Die Welt ist komplex und dementsprechend sind es auch die Herausforderungen. Einfache Antworten gibt es nicht. Aber wir dürfen nicht aufhören, miteinander um Lösungen zu ringen. Deshalb laden wir Sie mit diesem Format dazu ein, gemeinsam mit uns Antworten auf Herausforderungen und Fragen unserer Zeit zu finden und zu diskutieren.
#1 Was muss eigentlich passieren, damit Politik und Wirtschaft wieder miteinander reden?

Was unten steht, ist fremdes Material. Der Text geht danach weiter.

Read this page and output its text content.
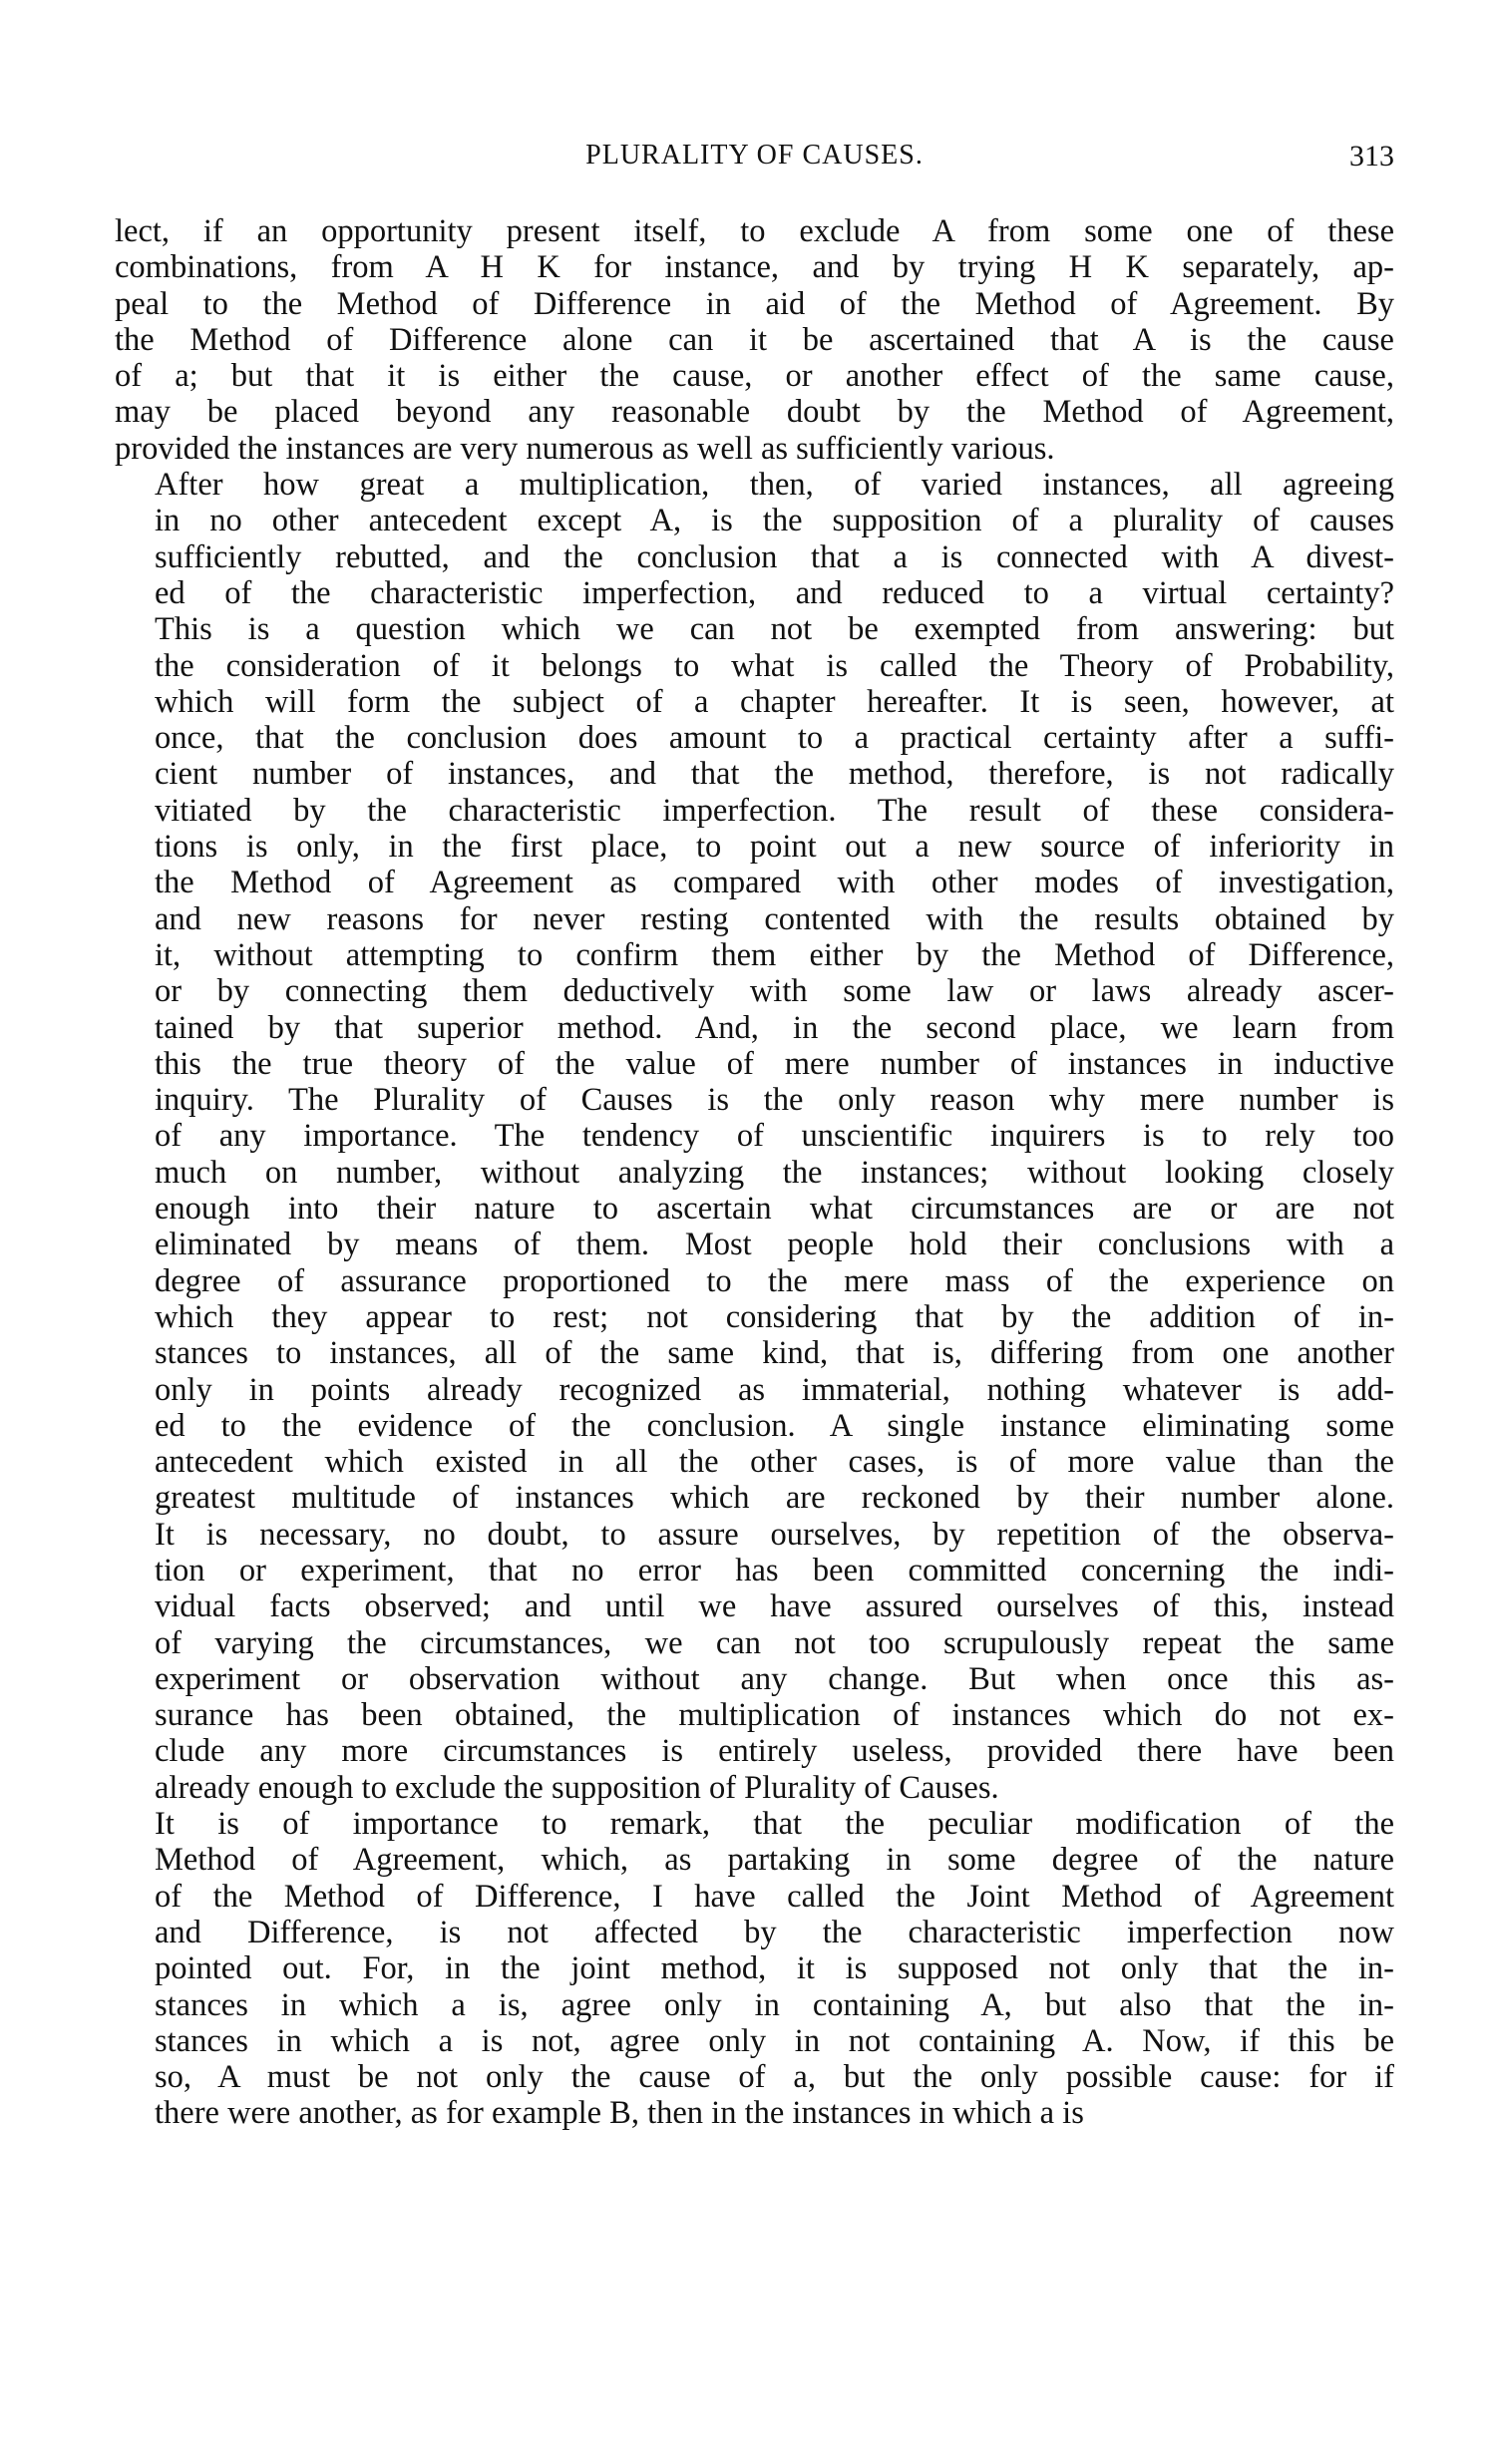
PLURALITY OF CAUSES.	313
lect, if an opportunity present itself, to exclude A from some one of these
combinations, from A H K for instance, and by trying H K separately, ap-
peal to the Method of Difference in aid of the Method of Agreement. By
the Method of Difference alone can it be ascertained that A is the cause
of a; but that it is either the cause, or another effect of the same cause,
may be placed beyond any reasonable doubt by the Method of Agreement,
provided the instances are very numerous as well as sufficiently various.
After how great a multiplication, then, of varied instances, all agreeing
in no other antecedent except A, is the supposition of a plurality of causes
sufficiently rebutted, and the conclusion that a is connected with A divest-
ed of the characteristic imperfection, and reduced to a virtual certainty?
This is a question which we can not be exempted from answering: but
the consideration of it belongs to what is called the Theory of Probability,
which will form the subject of a chapter hereafter. It is seen, however, at
once, that the conclusion does amount to a practical certainty after a suffi-
cient number of instances, and that the method, therefore, is not radically
vitiated by the characteristic imperfection. The result of these considera-
tions is only, in the first place, to point out a new source of inferiority in
the Method of Agreement as compared with other modes of investigation,
and new reasons for never resting contented with the results obtained by
it, without attempting to confirm them either by the Method of Difference,
or by connecting them deductively with some law or laws already ascer-
tained by that superior method. And, in the second place, we learn from
this the true theory of the value of mere number of instances in inductive
inquiry. The Plurality of Causes is the only reason why mere number is
of any importance. The tendency of unscientific inquirers is to rely too
much on number, without analyzing the instances; without looking closely
enough into their nature to ascertain what circumstances are or are not
eliminated by means of them. Most people hold their conclusions with a
degree of assurance proportioned to the mere mass of the experience on
which they appear to rest; not considering that by the addition of in-
stances to instances, all of the same kind, that is, differing from one another
only in points already recognized as immaterial, nothing whatever is add-
ed to the evidence of the conclusion. A single instance eliminating some
antecedent which existed in all the other cases, is of more value than the
greatest multitude of instances which are reckoned by their number alone.
It is necessary, no doubt, to assure ourselves, by repetition of the observa-
tion or experiment, that no error has been committed concerning the indi-
vidual facts observed; and until we have assured ourselves of this, instead
of varying the circumstances, we can not too scrupulously repeat the same
experiment or observation without any change. But when once this as-
surance has been obtained, the multiplication of instances which do not ex-
clude any more circumstances is entirely useless, provided there have been
already enough to exclude the supposition of Plurality of Causes.
It is of importance to remark, that the peculiar modification of the
Method of Agreement, which, as partaking in some degree of the nature
of the Method of Difference, I have called the Joint Method of Agreement
and Difference, is not affected by the characteristic imperfection now
pointed out. For, in the joint method, it is supposed not only that the in-
stances in which a is, agree only in containing A, but also that the in-
stances in which a is not, agree only in not containing A. Now, if this be
so, A must be not only the cause of a, but the only possible cause: for if
there were another, as for example B, then in the instances in which a is
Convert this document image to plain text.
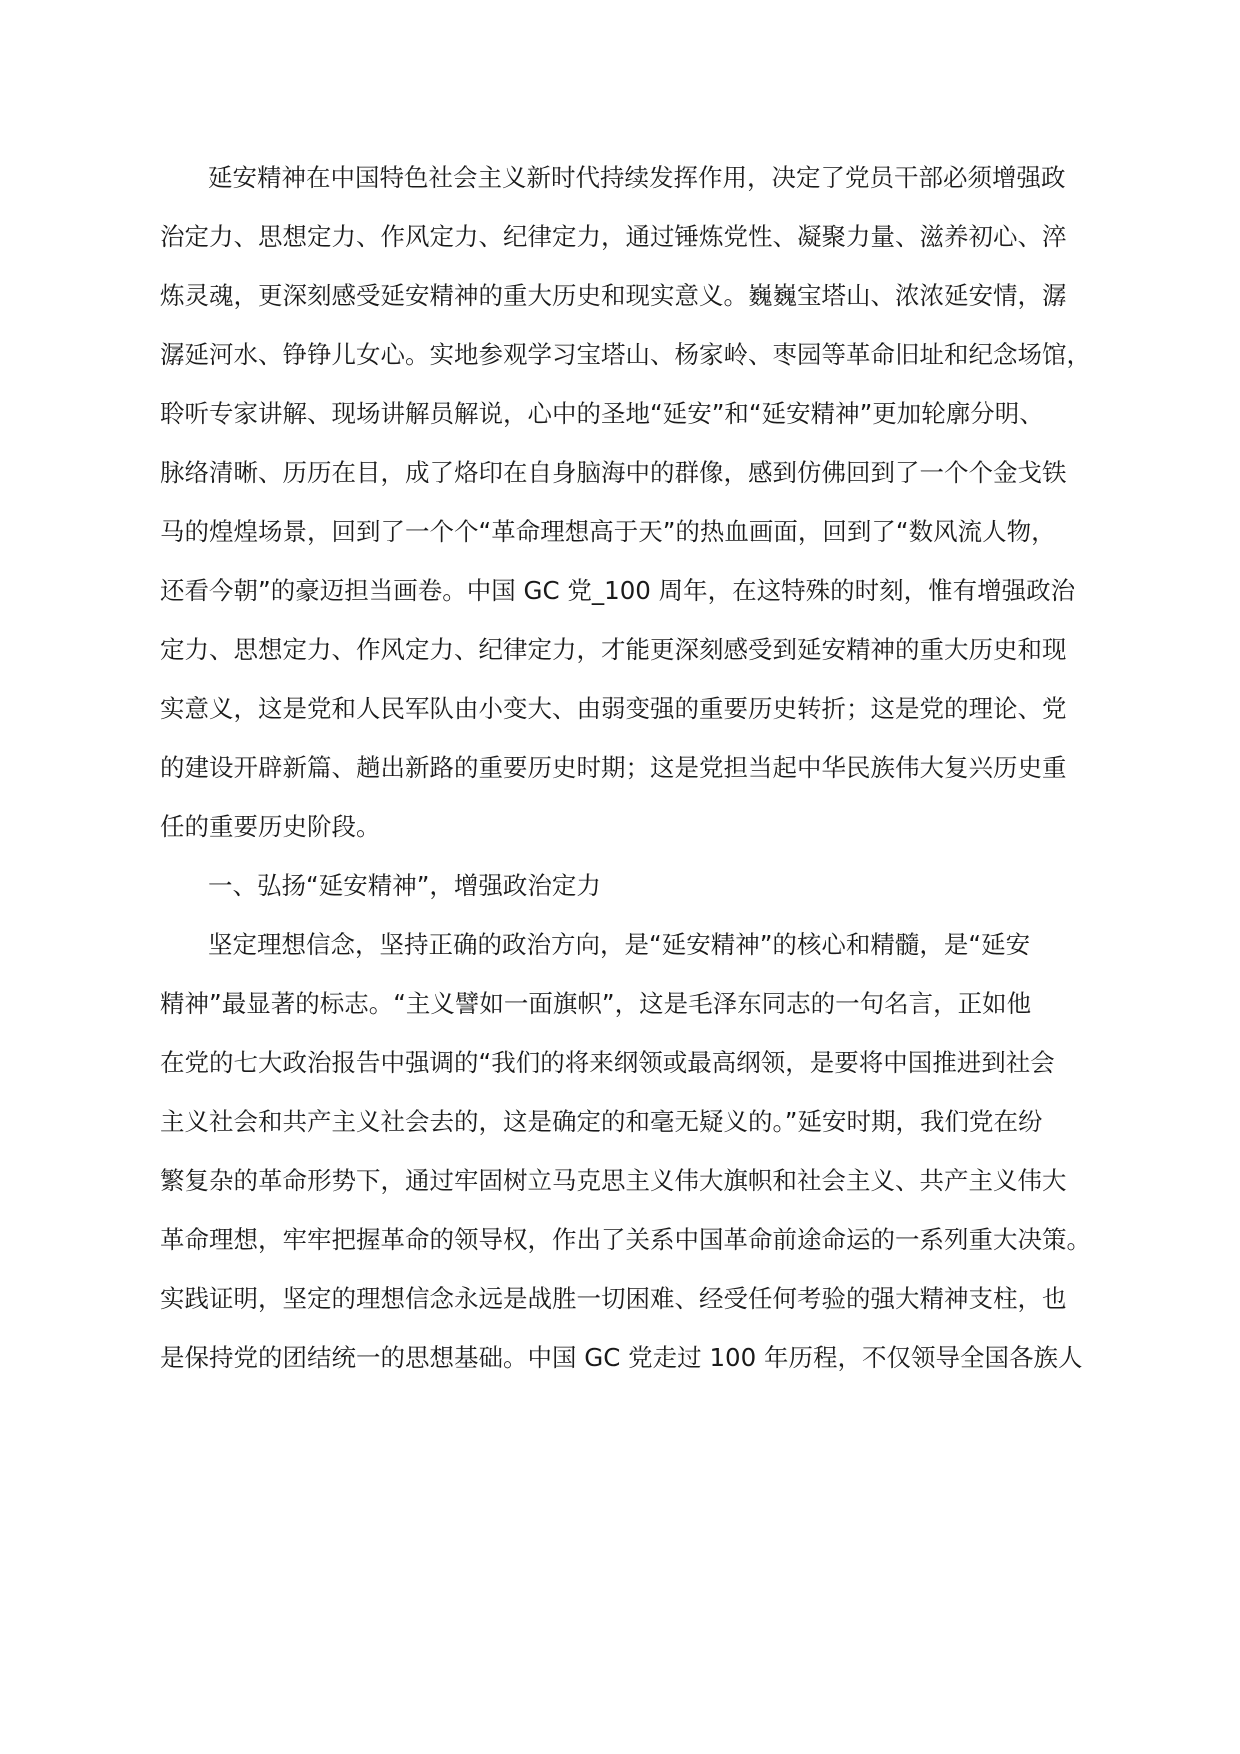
延安精神在中国特色社会主义新时代持续发挥作用，决定了党员干部必须增强政
治定力、思想定力、作风定力、纪律定力，通过锤炼党性、凝聚力量、滋养初心、淬
炼灵魂，更深刻感受延安精神的重大历史和现实意义。巍巍宝塔山、浓浓延安情，潺
潺延河水、铮铮儿女心。实地参观学习宝塔山、杨家岭、枣园等革命旧址和纪念场馆，
聆听专家讲解、现场讲解员解说，心中的圣地“延安”和“延安精神”更加轮廓分明、
脉络清晰、历历在目，成了烙印在自身脑海中的群像，感到仿佛回到了一个个金戈铁
马的煌煌场景，回到了一个个“革命理想高于天”的热血画面，回到了“数风流人物，
还看今朝”的豪迈担当画卷。中国 GC 党_100 周年，在这特殊的时刻，惟有增强政治
定力、思想定力、作风定力、纪律定力，才能更深刻感受到延安精神的重大历史和现
实意义，这是党和人民军队由小变大、由弱变强的重要历史转折；这是党的理论、党
的建设开辟新篇、趟出新路的重要历史时期；这是党担当起中华民族伟大复兴历史重
任的重要历史阶段。
一、弘扬“延安精神”，增强政治定力
坚定理想信念，坚持正确的政治方向，是“延安精神”的核心和精髓，是“延安
精神”最显著的标志。“主义譬如一面旗帜”，这是毛泽东同志的一句名言，正如他
在党的七大政治报告中强调的“我们的将来纲领或最高纲领，是要将中国推进到社会
主义社会和共产主义社会去的，这是确定的和毫无疑义的。”延安时期，我们党在纷
繁复杂的革命形势下，通过牢固树立马克思主义伟大旗帜和社会主义、共产主义伟大
革命理想，牢牢把握革命的领导权，作出了关系中国革命前途命运的一系列重大决策。
实践证明，坚定的理想信念永远是战胜一切困难、经受任何考验的强大精神支柱，也
是保持党的团结统一的思想基础。中国 GC 党走过 100 年历程，不仅领导全国各族人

Hier klicken und ANTWORTEN #1 lesen
„Bei unternehmerischen Entscheidungen kommt es längst nicht mehr auf die nationalen Debatten der Politik an“, sagte ein Unternehmenslenker eines namhaften deutschen Maschinenbauunternehmens im Rahmen eines Hintergrundgesprächs, welches wir für einen unserer Klienten konzipiert und realisiert haben. Man habe dem Produktionsstandort Deutschland den Rücken gekehrt, stellte der Unternehmensvertreter fest, und produziere nun direkt in den Ländern der Kunden. Das spare Zeit, Kosten und Verwaltungsaufwand. Der Handel zwischen den Staaten werde reduziert, Probleme durch Lieferkettengesetze und Ausfuhrgenehmigungen seien dadurch gebannt. Aus inszenierten Debatten einzelner Politiker, wie etwa die Einführung einer 4-Tage-Woche, halte man sich kopfschüttelnd heraus. „Natürlich schlägt das Herz des deutschen Mittelstands weiterhin in Deutschland, aber wir fühlen uns von der Politik allein gelassen und unverstanden“, bekräftigte ein weiterer Unternehmer aus der Runde. Denn längst führten die nationalen und europäischen Regulierungen zu einem schleichenden Tod der Industrie.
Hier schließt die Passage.